Some foods can be easily digested into glucose causes your blood sugar increase rapidly. For example: bread, rice, cake, sweets, and fizzy drinks. Some foods have more complex structures sugar form, hard to digest into simplest sugar, glucose, such as: porridge, multigrain bread, potatoes, brown rice and whole wheat pasta. Therefore, it can help to maintain steady body temperature. Besides that, you can eat some fruits, vegetables, beans and low-fat dairy product, such as: yogurt, cheese and milk.
#2: Increase Tryptophan Intake
Tryptophan is an amino acid that used to produce serotonin and melatonin in body which will help to fall asleep easily. Foods that rich of tryptophan are included chicken, eggs, beans, rice, seeds, nuts, dairy foods and etc. A carbohydrate-rich meal increases the brain’s uptake of tryptophan. Therefore, you are suggested to eat more rice, chicken, and green vegetable in lunch meal to ensure body get enough of essential nutrition to improve your sleep. Banana is the best choice of the fruits to improve sleep disorder problem. If you are feeling hungry after meal, you can choose to eat banana as your snack rather than unhealthy snacks. Besides that, eating a little bit chili in your daily meal can help to regulate sleep cycle, allowing you fall asleep easily and wake up feeling more refreshed.
#3: Increase Magnesium Intake
Magnesium is one of the essential minerals in our life. According to researches, insufficient magnesium has closely linked to insomnia (sleep disorder). Due to magnesium is “fantastic relaxant” which can help body to cope with stress effectively. If you are under stressed, magnesium is your best choice. Magnesium-rich foods are included green leafy vegetable (spinach, broccoli, and kale), peas, seafoods, tomatoes, nuts, seeds, oats, yeast extract.
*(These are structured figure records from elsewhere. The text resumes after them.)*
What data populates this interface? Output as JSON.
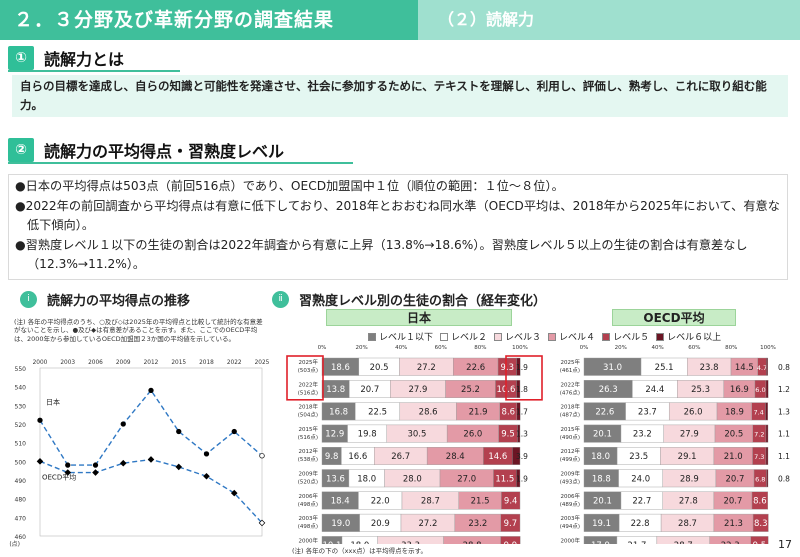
{
  "header": {
    "title": "２．３分野及び革新分野の調査結果",
    "subtitle": "（２）読解力"
  },
  "section1": {
    "number": "①",
    "title": "読解力とは",
    "definition": "自らの目標を達成し、自らの知識と可能性を発達させ、社会に参加するために、テキストを理解し、利用し、評価し、熟考し、これに取り組む能力。"
  },
  "section2": {
    "number": "②",
    "title": "読解力の平均得点・習熟度レベル",
    "bullets": [
      "●日本の平均得点は503点（前回516点）であり、OECD加盟国中１位（順位の範囲：１位～８位）。",
      "●2022年の前回調査から平均得点は有意に低下しており、2018年とおおむね同水準（OECD平均は、2018年から2025年において、有意な低下傾向）。",
      "●習熟度レベル１以下の生徒の割合は2022年調査から有意に上昇（13.8%→18.6%）。習熟度レベル５以上の生徒の割合は有意差なし（12.3%→11.2%）。"
    ]
  },
  "sub_left": {
    "marker": "ⅰ",
    "title": "読解力の平均得点の推移",
    "note": "(注) 各年の平均得点のうち、○及び◇は2025年の平均得点と比較して統計的な有意差がないことを示し、●及び◆は有意差があることを示す。また、ここでのOECD平均は、2000年から参加しているOECD加盟国２3か国の平均値を示している。"
  },
  "sub_right": {
    "marker": "ⅱ",
    "title": "習熟度レベル別の生徒の割合（経年変化）",
    "japan_label": "日本",
    "oecd_label": "OECD平均",
    "footnote": "(注) 各年の下の（xxx点）は平均得点を示す。"
  },
  "legend": [
    {
      "label": "レベル１以下",
      "color": "#7f7f7f"
    },
    {
      "label": "レベル２",
      "color": "#ffffff"
    },
    {
      "label": "レベル３",
      "color": "#f7d9dd"
    },
    {
      "label": "レベル４",
      "color": "#e39aa6"
    },
    {
      "label": "レベル５",
      "color": "#b3404f"
    },
    {
      "label": "レベル６以上",
      "color": "#6b1524"
    }
  ],
  "page_number": "17",
  "chart_data": [
    {
      "type": "line",
      "x": [
        "2000",
        "2003",
        "2006",
        "2009",
        "2012",
        "2015",
        "2018",
        "2022",
        "2025"
      ],
      "ylim": [
        460,
        550
      ],
      "yticks": [
        460,
        470,
        480,
        490,
        500,
        510,
        520,
        530,
        540,
        550
      ],
      "ytick_unit": "(点)",
      "series": [
        {
          "name": "日本",
          "color": "#2f78c4",
          "values": [
            522,
            498,
            498,
            520,
            538,
            516,
            504,
            516,
            503
          ]
        },
        {
          "name": "OECD平均",
          "color": "#2f78c4",
          "values": [
            500,
            494,
            494,
            499,
            501,
            497,
            492,
            483,
            467
          ]
        }
      ]
    },
    {
      "type": "bar",
      "stacked": true,
      "orientation": "horizontal",
      "name": "日本",
      "xlim": [
        0,
        100
      ],
      "xticks": [
        "0%",
        "20%",
        "40%",
        "60%",
        "80%",
        "100%"
      ],
      "categories": [
        {
          "year": "2025年",
          "score": "(503点)",
          "values": [
            18.6,
            20.5,
            27.2,
            22.6,
            9.3,
            1.9
          ]
        },
        {
          "year": "2022年",
          "score": "(516点)",
          "values": [
            13.8,
            20.7,
            27.9,
            25.2,
            10.6,
            1.8
          ]
        },
        {
          "year": "2018年",
          "score": "(504点)",
          "values": [
            16.8,
            22.5,
            28.6,
            21.9,
            8.6,
            1.7
          ]
        },
        {
          "year": "2015年",
          "score": "(516点)",
          "values": [
            12.9,
            19.8,
            30.5,
            26.0,
            9.5,
            1.3
          ]
        },
        {
          "year": "2012年",
          "score": "(538点)",
          "values": [
            9.8,
            16.6,
            26.7,
            28.4,
            14.6,
            3.9
          ]
        },
        {
          "year": "2009年",
          "score": "(520点)",
          "values": [
            13.6,
            18.0,
            28.0,
            27.0,
            11.5,
            1.9
          ]
        },
        {
          "year": "2006年",
          "score": "(498点)",
          "values": [
            18.4,
            22.0,
            28.7,
            21.5,
            9.4,
            0
          ]
        },
        {
          "year": "2003年",
          "score": "(498点)",
          "values": [
            19.0,
            20.9,
            27.2,
            23.2,
            9.7,
            0
          ]
        },
        {
          "year": "2000年",
          "score": "(522点)",
          "values": [
            10.1,
            18.0,
            33.3,
            28.8,
            9.9,
            0
          ]
        }
      ],
      "highlighted": [
        "2025年",
        "2022年"
      ]
    },
    {
      "type": "bar",
      "stacked": true,
      "orientation": "horizontal",
      "name": "OECD平均",
      "xlim": [
        0,
        100
      ],
      "xticks": [
        "0%",
        "20%",
        "40%",
        "60%",
        "80%",
        "100%"
      ],
      "categories": [
        {
          "year": "2025年",
          "score": "(461点)",
          "values": [
            31.0,
            25.1,
            23.8,
            14.5,
            4.7,
            0.8
          ]
        },
        {
          "year": "2022年",
          "score": "(476点)",
          "values": [
            26.3,
            24.4,
            25.3,
            16.9,
            6.0,
            1.2
          ]
        },
        {
          "year": "2018年",
          "score": "(487点)",
          "values": [
            22.6,
            23.7,
            26.0,
            18.9,
            7.4,
            1.3
          ]
        },
        {
          "year": "2015年",
          "score": "(490点)",
          "values": [
            20.1,
            23.2,
            27.9,
            20.5,
            7.2,
            1.1
          ]
        },
        {
          "year": "2012年",
          "score": "(499点)",
          "values": [
            18.0,
            23.5,
            29.1,
            21.0,
            7.3,
            1.1
          ]
        },
        {
          "year": "2009年",
          "score": "(493点)",
          "values": [
            18.8,
            24.0,
            28.9,
            20.7,
            6.8,
            0.8
          ]
        },
        {
          "year": "2006年",
          "score": "(489点)",
          "values": [
            20.1,
            22.7,
            27.8,
            20.7,
            8.6,
            0
          ]
        },
        {
          "year": "2003年",
          "score": "(494点)",
          "values": [
            19.1,
            22.8,
            28.7,
            21.3,
            8.3,
            0
          ]
        },
        {
          "year": "2000年",
          "score": "(500点)",
          "values": [
            17.9,
            21.7,
            28.7,
            22.3,
            9.5,
            0
          ]
        }
      ]
    }
  ]
}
#4: Eat Calcium-rich Foods
Calcium also has same function as Magnesium which enables body to relax. Milk, cheese, and yogurt are rich in calcium. Besides that, you can choose to eat non-animal calcium such as green leafy vegetables. You need to increase “good bacteria” intake such as Lactobacillus to improve calcium absorption. However, soft drink will reduce the rate of calcium absorption.
#5: Eat Food Containing Iron
Iron is also another essential mineral for improving your sleep, because deficiency of iron will cause restless leg syndrome which will disturb your sleep. It is very common among the people who have sleep disorder problem. Salmon, sardines, tuna, egg, liver, meat, dark green leafy vegetable, wholemeal bread and etc are rich in iron.